Prior to the establishment of hospitals, medical treatment on the gold fields of Ballarat and Mount Alexander was rudimentary. Doctors – many of whom were untrained – or quack physicians, tended to the medical needs of the community. A tent, with a flag bearing a snake encircling a sword, served as a surgery, with a sign outside advertising ‘Dr ___’. In 1853, some 22 qualified doctors and countless more medical charlatans resided within a population of 15,000 at Mount Alexander. Sometimes, patients travelled to Melbourne or other large centres for hospital treatment, a costly process that required travel on difficult roads, far from family and friends. Local newspapers advertised hospitals near Melbourne where diggers could convalesce or seek medical treatment. An advertisement in the Ballarat Times in September 1855, advised that ‘sick miners will find a comfortable home, advice and a good nursing, at Dr Brownless’ Medical Hospital, near Melbourne. Full particulars may be obtained at the Times Office, Ballarat.’
As the diggings swelled with an increasingly permanent population, the establishment of hospitals became a more pressing issue. The increase in mining and travel accidents, fires, and illness and disease, called for more advanced medical treatment and better facilities. The cramped and unhygienic living conditions, together with poor water and inadequate diet, meant illness and disease – especially dysentery – were commonplace. After suffering a bout of the intestinal infection, one miner wrote: ‘I rose from this sickness after many weeks, the shadow of my former self, hair fallen out, teeth loosened and a figure shrunken and bent with weakness.’
In February 1853, a meeting was held at Mount Alexander to establish a hospital for the local community. Three months later, a small wooden hospital was opened in Gingell Street comprising of a central ward (measuring thirty feet by twenty feet) with secondary rooms leading off it. In 1868, the hospital was demolished and a more substantial two-storey brick building was constructed on the site.

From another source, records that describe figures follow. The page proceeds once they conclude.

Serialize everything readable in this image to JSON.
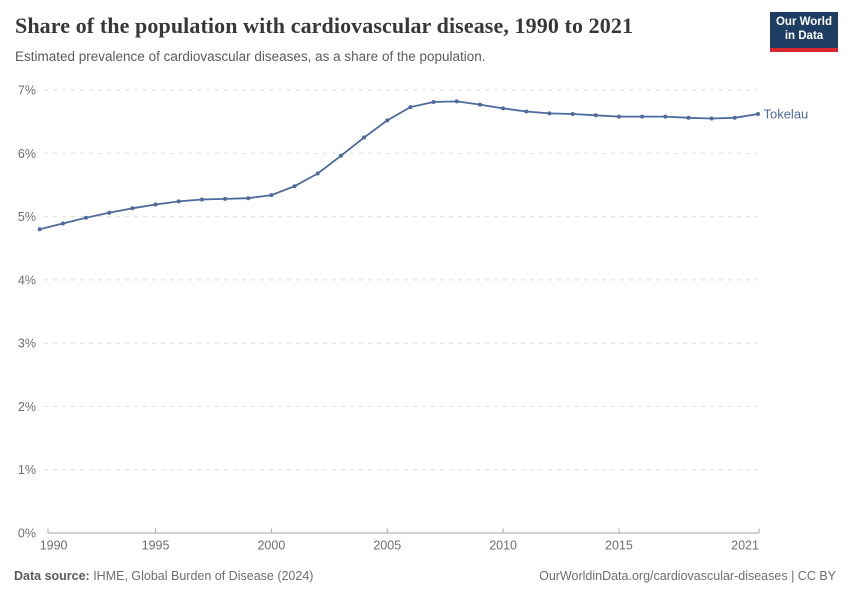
{
  "header": {
    "title": "Share of the population with cardiovascular disease, 1990 to 2021",
    "subtitle": "Estimated prevalence of cardiovascular diseases, as a share of the population.",
    "logo": {
      "line1": "Our World",
      "line2": "in Data"
    }
  },
  "chart_data": {
    "type": "line",
    "title": "Share of the population with cardiovascular disease, 1990 to 2021",
    "xlabel": "",
    "ylabel": "",
    "x": [
      1990,
      1991,
      1992,
      1993,
      1994,
      1995,
      1996,
      1997,
      1998,
      1999,
      2000,
      2001,
      2002,
      2003,
      2004,
      2005,
      2006,
      2007,
      2008,
      2009,
      2010,
      2011,
      2012,
      2013,
      2014,
      2015,
      2016,
      2017,
      2018,
      2019,
      2020,
      2021
    ],
    "series": [
      {
        "name": "Tokelau",
        "color": "#4C6A9C",
        "values": [
          4.8,
          4.89,
          4.98,
          5.06,
          5.13,
          5.19,
          5.24,
          5.27,
          5.28,
          5.29,
          5.34,
          5.48,
          5.68,
          5.96,
          6.25,
          6.52,
          6.73,
          6.81,
          6.82,
          6.77,
          6.71,
          6.66,
          6.63,
          6.62,
          6.6,
          6.58,
          6.58,
          6.58,
          6.56,
          6.55,
          6.56,
          6.62
        ]
      }
    ],
    "xlim": [
      1990,
      2021
    ],
    "ylim": [
      0,
      7
    ],
    "y_ticks": [
      {
        "value": 0,
        "label": "0%"
      },
      {
        "value": 1,
        "label": "1%"
      },
      {
        "value": 2,
        "label": "2%"
      },
      {
        "value": 3,
        "label": "3%"
      },
      {
        "value": 4,
        "label": "4%"
      },
      {
        "value": 5,
        "label": "5%"
      },
      {
        "value": 6,
        "label": "6%"
      },
      {
        "value": 7,
        "label": "7%"
      }
    ],
    "x_ticks": [
      {
        "value": 1990,
        "label": "1990"
      },
      {
        "value": 1995,
        "label": "1995"
      },
      {
        "value": 2000,
        "label": "2000"
      },
      {
        "value": 2005,
        "label": "2005"
      },
      {
        "value": 2010,
        "label": "2010"
      },
      {
        "value": 2015,
        "label": "2015"
      },
      {
        "value": 2021,
        "label": "2021"
      }
    ],
    "grid": "horizontal-dashed",
    "legend_position": "end-of-line",
    "markers": true
  },
  "footer": {
    "source_label": "Data source:",
    "source_value": " IHME, Global Burden of Disease (2024)",
    "link": "OurWorldinData.org/cardiovascular-diseases",
    "separator": " | ",
    "license": "CC BY"
  },
  "colors": {
    "line": "#4C6A9C",
    "grid": "#dddddd",
    "axis": "#a5a5a5",
    "tick_label": "#6e6e6e",
    "title": "#383838",
    "subtitle": "#5b5b5b",
    "logo_bg": "#1d3d63",
    "logo_red": "#d7282f"
  }
}
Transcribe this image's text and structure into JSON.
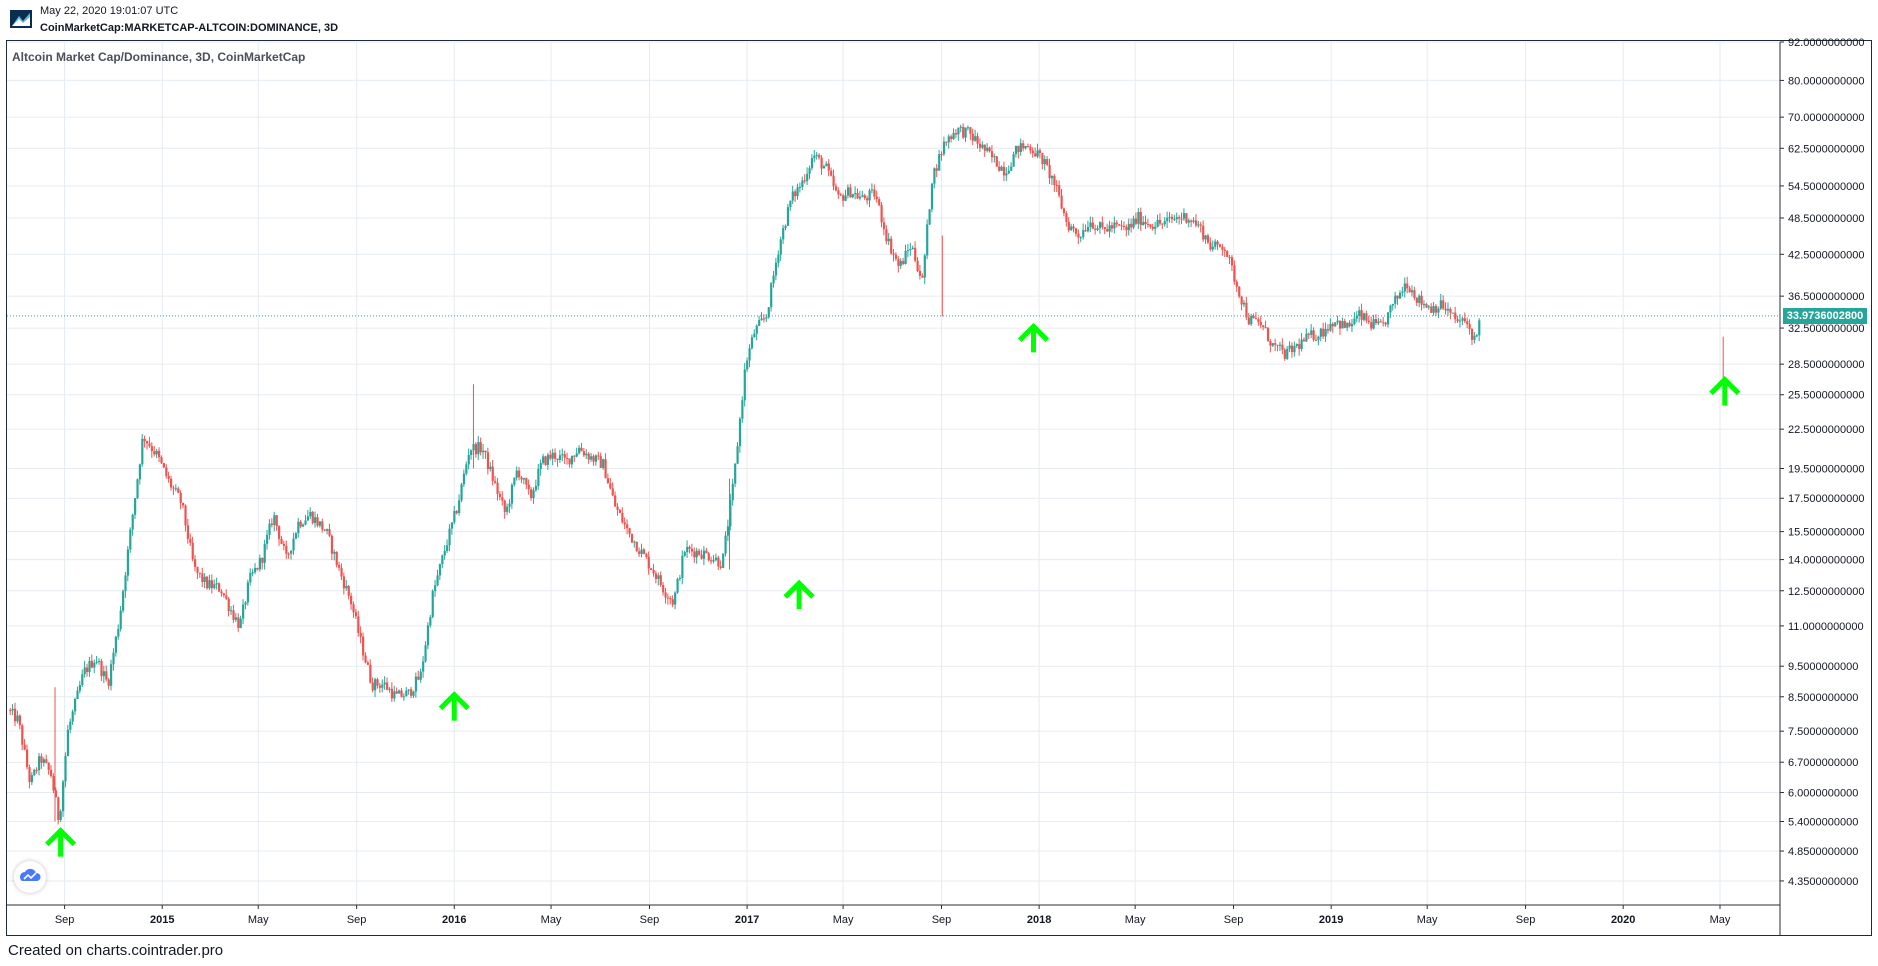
{
  "header": {
    "datetime": "May 22, 2020 19:01:07 UTC",
    "symbol": "CoinMarketCap:MARKETCAP-ALTCOIN:DOMINANCE, 3D"
  },
  "footer": {
    "text": "Created on charts.cointrader.pro"
  },
  "colors": {
    "up": "#26a69a",
    "down": "#ef5350",
    "arrow": "#00ff00",
    "grid": "#e6ebf1",
    "axis_text": "#131722",
    "price_line": "#26a69a"
  },
  "icons": {
    "logo": "cointrader-logo-icon",
    "brand": "tradingview-cloud-icon",
    "marker": "up-arrow-icon"
  },
  "chart_data": {
    "type": "candlestick",
    "title": "Altcoin Market Cap/Dominance, 3D, CoinMarketCap",
    "y_scale": "log",
    "ylim": [
      4.0,
      92.0
    ],
    "xlim": [
      "2014-06-21",
      "2020-07-15"
    ],
    "last_price_label": "33.9736002800",
    "last_price": 33.9736,
    "y_ticks": [
      {
        "label": "92.0000000000",
        "v": 92.0
      },
      {
        "label": "80.0000000000",
        "v": 80.0
      },
      {
        "label": "70.0000000000",
        "v": 70.0
      },
      {
        "label": "62.5000000000",
        "v": 62.5
      },
      {
        "label": "54.5000000000",
        "v": 54.5
      },
      {
        "label": "48.5000000000",
        "v": 48.5
      },
      {
        "label": "42.5000000000",
        "v": 42.5
      },
      {
        "label": "36.5000000000",
        "v": 36.5
      },
      {
        "label": "32.5000000000",
        "v": 32.5
      },
      {
        "label": "28.5000000000",
        "v": 28.5
      },
      {
        "label": "25.5000000000",
        "v": 25.5
      },
      {
        "label": "22.5000000000",
        "v": 22.5
      },
      {
        "label": "19.5000000000",
        "v": 19.5
      },
      {
        "label": "17.5000000000",
        "v": 17.5
      },
      {
        "label": "15.5000000000",
        "v": 15.5
      },
      {
        "label": "14.0000000000",
        "v": 14.0
      },
      {
        "label": "12.5000000000",
        "v": 12.5
      },
      {
        "label": "11.0000000000",
        "v": 11.0
      },
      {
        "label": "9.5000000000",
        "v": 9.5
      },
      {
        "label": "8.5000000000",
        "v": 8.5
      },
      {
        "label": "7.5000000000",
        "v": 7.5
      },
      {
        "label": "6.7000000000",
        "v": 6.7
      },
      {
        "label": "6.0000000000",
        "v": 6.0
      },
      {
        "label": "5.4000000000",
        "v": 5.4
      },
      {
        "label": "4.8500000000",
        "v": 4.85
      },
      {
        "label": "4.3500000000",
        "v": 4.35
      }
    ],
    "x_ticks": [
      {
        "label": "Sep",
        "date": "2014-09-01",
        "bold": false
      },
      {
        "label": "2015",
        "date": "2015-01-01",
        "bold": true
      },
      {
        "label": "May",
        "date": "2015-05-01",
        "bold": false
      },
      {
        "label": "Sep",
        "date": "2015-09-01",
        "bold": false
      },
      {
        "label": "2016",
        "date": "2016-01-01",
        "bold": true
      },
      {
        "label": "May",
        "date": "2016-05-01",
        "bold": false
      },
      {
        "label": "Sep",
        "date": "2016-09-01",
        "bold": false
      },
      {
        "label": "2017",
        "date": "2017-01-01",
        "bold": true
      },
      {
        "label": "May",
        "date": "2017-05-01",
        "bold": false
      },
      {
        "label": "Sep",
        "date": "2017-09-01",
        "bold": false
      },
      {
        "label": "2018",
        "date": "2018-01-01",
        "bold": true
      },
      {
        "label": "May",
        "date": "2018-05-01",
        "bold": false
      },
      {
        "label": "Sep",
        "date": "2018-09-01",
        "bold": false
      },
      {
        "label": "2019",
        "date": "2019-01-01",
        "bold": true
      },
      {
        "label": "May",
        "date": "2019-05-01",
        "bold": false
      },
      {
        "label": "Sep",
        "date": "2019-09-01",
        "bold": false
      },
      {
        "label": "2020",
        "date": "2020-01-01",
        "bold": true
      },
      {
        "label": "May",
        "date": "2020-05-01",
        "bold": false
      }
    ],
    "price_path": [
      [
        "2014-06-22",
        8.1
      ],
      [
        "2014-07-05",
        7.8
      ],
      [
        "2014-07-20",
        6.2
      ],
      [
        "2014-08-02",
        6.8
      ],
      [
        "2014-08-15",
        6.4
      ],
      [
        "2014-08-25",
        5.4
      ],
      [
        "2014-09-05",
        7.5
      ],
      [
        "2014-09-25",
        9.3
      ],
      [
        "2014-10-10",
        9.8
      ],
      [
        "2014-10-25",
        8.9
      ],
      [
        "2014-11-08",
        11.2
      ],
      [
        "2014-11-25",
        16.5
      ],
      [
        "2014-12-08",
        22.0
      ],
      [
        "2014-12-25",
        20.5
      ],
      [
        "2015-01-10",
        18.5
      ],
      [
        "2015-01-25",
        17.2
      ],
      [
        "2015-02-10",
        13.5
      ],
      [
        "2015-02-25",
        12.8
      ],
      [
        "2015-03-15",
        12.6
      ],
      [
        "2015-03-30",
        11.5
      ],
      [
        "2015-04-08",
        11.0
      ],
      [
        "2015-04-20",
        13.0
      ],
      [
        "2015-05-05",
        14.0
      ],
      [
        "2015-05-20",
        16.5
      ],
      [
        "2015-06-05",
        14.0
      ],
      [
        "2015-06-20",
        16.0
      ],
      [
        "2015-07-05",
        16.5
      ],
      [
        "2015-07-25",
        15.5
      ],
      [
        "2015-08-10",
        13.5
      ],
      [
        "2015-08-25",
        12.0
      ],
      [
        "2015-09-05",
        10.5
      ],
      [
        "2015-09-20",
        8.9
      ],
      [
        "2015-10-05",
        8.9
      ],
      [
        "2015-10-20",
        8.5
      ],
      [
        "2015-11-05",
        8.6
      ],
      [
        "2015-11-20",
        9.2
      ],
      [
        "2015-12-05",
        12.3
      ],
      [
        "2015-12-20",
        14.5
      ],
      [
        "2016-01-05",
        17.0
      ],
      [
        "2016-01-20",
        21.0
      ],
      [
        "2016-02-05",
        21.0
      ],
      [
        "2016-02-20",
        18.5
      ],
      [
        "2016-03-05",
        16.5
      ],
      [
        "2016-03-20",
        19.5
      ],
      [
        "2016-04-05",
        17.5
      ],
      [
        "2016-04-20",
        20.0
      ],
      [
        "2016-05-05",
        20.5
      ],
      [
        "2016-05-20",
        20.0
      ],
      [
        "2016-06-05",
        21.0
      ],
      [
        "2016-06-20",
        20.3
      ],
      [
        "2016-07-05",
        19.8
      ],
      [
        "2016-07-20",
        17.0
      ],
      [
        "2016-08-05",
        15.5
      ],
      [
        "2016-08-20",
        14.5
      ],
      [
        "2016-09-05",
        13.5
      ],
      [
        "2016-09-20",
        12.5
      ],
      [
        "2016-10-01",
        12.0
      ],
      [
        "2016-10-15",
        14.5
      ],
      [
        "2016-11-01",
        14.4
      ],
      [
        "2016-11-15",
        14.2
      ],
      [
        "2016-12-01",
        13.8
      ],
      [
        "2016-12-15",
        18.5
      ],
      [
        "2016-12-30",
        28.5
      ],
      [
        "2017-01-10",
        32.0
      ],
      [
        "2017-01-25",
        34.0
      ],
      [
        "2017-02-10",
        44.0
      ],
      [
        "2017-02-25",
        52.0
      ],
      [
        "2017-03-10",
        55.0
      ],
      [
        "2017-03-25",
        61.0
      ],
      [
        "2017-04-10",
        58.0
      ],
      [
        "2017-04-25",
        52.0
      ],
      [
        "2017-05-10",
        53.5
      ],
      [
        "2017-05-25",
        52.0
      ],
      [
        "2017-06-10",
        53.0
      ],
      [
        "2017-06-25",
        45.0
      ],
      [
        "2017-07-10",
        40.5
      ],
      [
        "2017-07-25",
        44.0
      ],
      [
        "2017-08-08",
        38.5
      ],
      [
        "2017-08-20",
        56.0
      ],
      [
        "2017-09-05",
        64.0
      ],
      [
        "2017-09-20",
        67.0
      ],
      [
        "2017-10-05",
        66.0
      ],
      [
        "2017-10-20",
        63.0
      ],
      [
        "2017-11-05",
        60.0
      ],
      [
        "2017-11-20",
        57.5
      ],
      [
        "2017-12-05",
        62.5
      ],
      [
        "2017-12-20",
        63.0
      ],
      [
        "2018-01-05",
        60.0
      ],
      [
        "2018-01-20",
        55.0
      ],
      [
        "2018-02-05",
        47.5
      ],
      [
        "2018-02-20",
        45.5
      ],
      [
        "2018-03-05",
        48.0
      ],
      [
        "2018-03-20",
        46.5
      ],
      [
        "2018-04-05",
        47.0
      ],
      [
        "2018-04-20",
        46.5
      ],
      [
        "2018-05-05",
        48.5
      ],
      [
        "2018-05-20",
        47.5
      ],
      [
        "2018-06-05",
        47.5
      ],
      [
        "2018-06-20",
        48.5
      ],
      [
        "2018-07-05",
        48.8
      ],
      [
        "2018-07-20",
        47.0
      ],
      [
        "2018-08-05",
        43.5
      ],
      [
        "2018-08-20",
        44.0
      ],
      [
        "2018-09-05",
        38.0
      ],
      [
        "2018-09-20",
        33.5
      ],
      [
        "2018-10-05",
        33.0
      ],
      [
        "2018-10-20",
        30.5
      ],
      [
        "2018-11-05",
        29.5
      ],
      [
        "2018-11-20",
        30.5
      ],
      [
        "2018-12-05",
        31.5
      ],
      [
        "2018-12-20",
        32.0
      ],
      [
        "2019-01-05",
        33.5
      ],
      [
        "2019-01-20",
        32.5
      ],
      [
        "2019-02-05",
        34.0
      ],
      [
        "2019-02-20",
        33.0
      ],
      [
        "2019-03-05",
        32.5
      ],
      [
        "2019-03-20",
        35.5
      ],
      [
        "2019-04-05",
        38.5
      ],
      [
        "2019-04-20",
        36.0
      ],
      [
        "2019-05-05",
        35.0
      ],
      [
        "2019-05-20",
        35.3
      ],
      [
        "2019-06-05",
        33.5
      ],
      [
        "2019-06-20",
        33.0
      ],
      [
        "2019-07-01",
        30.8
      ],
      [
        "2019-07-05",
        33.97
      ]
    ],
    "wick_events": [
      {
        "date": "2014-08-20",
        "high": 8.8,
        "low": 5.4
      },
      {
        "date": "2016-01-25",
        "high": 26.5,
        "low": 19.5
      },
      {
        "date": "2016-12-10",
        "high": 18.8,
        "low": 13.5
      },
      {
        "date": "2017-09-02",
        "high": 45.5,
        "low": 33.9
      },
      {
        "date": "2020-05-05",
        "high": 31.5,
        "low": 26.5
      }
    ],
    "arrow_markers": [
      {
        "date": "2014-08-27",
        "value": 5.0
      },
      {
        "date": "2016-01-01",
        "value": 8.2
      },
      {
        "date": "2017-03-07",
        "value": 12.3
      },
      {
        "date": "2017-12-25",
        "value": 31.3
      },
      {
        "date": "2020-05-07",
        "value": 25.8
      }
    ]
  }
}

Following the Eureka uprising, the appalling state of Ballarat’s basic medical facilities became evident, and a meeting was soon held to raise money to build the town’s first hospital. The unrest highlighted the town’s inadequate medical capabilities, as there were simply not enough resources to treat all the wounded. A joint venture between the government and local residents, the hospital was constructed; its foundation stone was laid on Christmas Day, 1855, on the site of the present hospital. Opening in 1856, the medical institution was known for many years as the Miners’ Hospital and provided free medical treatment that was funded through voluntary subscriptions and government grants.